Vet students hung out at the vet tent to shadow Cornell residents while they provided care to show dogs. From left to right: Vet student Anna Lia Sullivan, neurology resident Dr. Patti Lawler, vet student Hannah Flamme and vet student Amber Davis.

In addition to the students participating in the mentorship program, another group shadowed Cornell veterinarians who provided free medical care to show dogs and answered questions from owners.

While shadowing neurology resident Dr. Patti Lawler, veterinary student Hannah Flamme saw an English lab come into the vet tent with a paw laceration that happened before the competition. Despite administering antibiotics, his owners were concerned that it wasn’t healing. Flamme said Lawler quickly got down on the ground to do a physical exam and let her check out the paw.

“Luckily, it was at a point that we didn’t really have to do very much,” Flamme said. “But I think they were just happy to hear from a veterinary professional that the injury wasn’t something that had to be treated urgently. It gave them peace of mind that they were doing the correct thing for a very prized show animal.”

Show dogs line up for the conformation event where they are measured by how closely they conform to the standard of their particular breed.

Later in the day they saw a Scottish deerhound with diarrhea. Lawler determined that the owner’s choice of treats – chicken necks – may have been too hard on his stomach, especially while dealing with the stress of travel, and advised a diet change.

“She was an excellent teacher,” Flamme said of Lawler. “I really admired her communication skills.
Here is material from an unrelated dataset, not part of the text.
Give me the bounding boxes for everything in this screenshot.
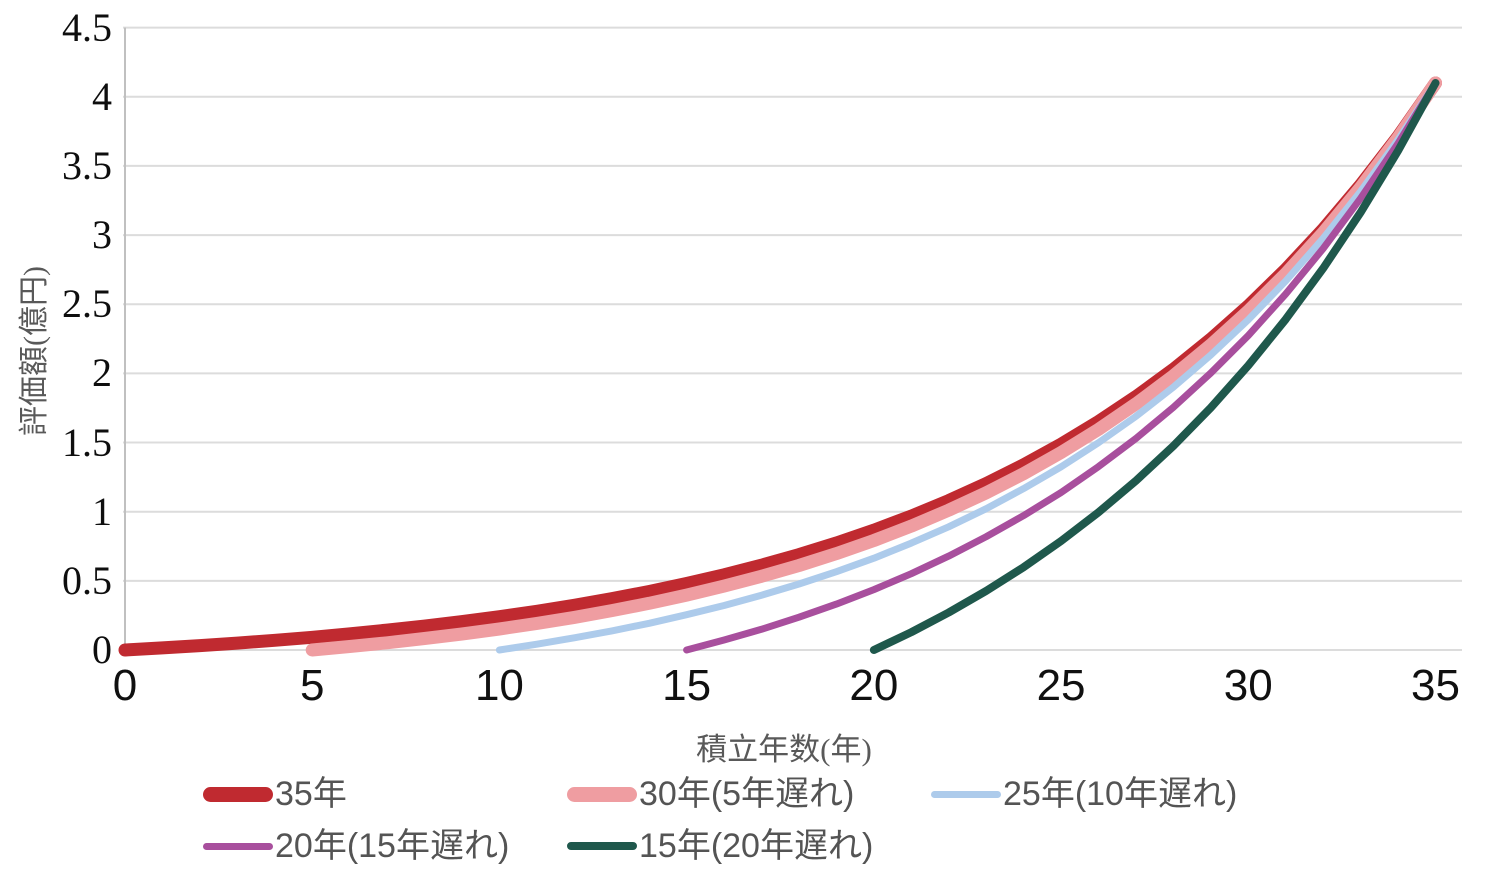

She did a really excellent job of briefly, eloquently explaining to owners exactly what was going on with their animal.”

Sytch also said that the experience helped her learn how to communicate with knowledgeable breeders. Her mentor explained how frustrating it can be for breeders to interact with veterinarians who don’t take this into account.

“[Hastings] said, ‘When you go to the vet as a breeder, sometimes you’ve been breeding this [breed of] dog for 40 years. So when we come to you at the vet clinic, just at least give us give us a few minutes of your attention and listen to what we have to say, even if you know better. We really appreciate it,’” Sytch said.

Flamme said she thought her experience at the dog show would prove valuable in her future career as a small-animal general practitioner.

“I know that I will have clients in the breeding and showing industry someday,” Flamme said. “I now have a greater appreciation for what they do and the time and energy and care and compassion that goes into what they do.”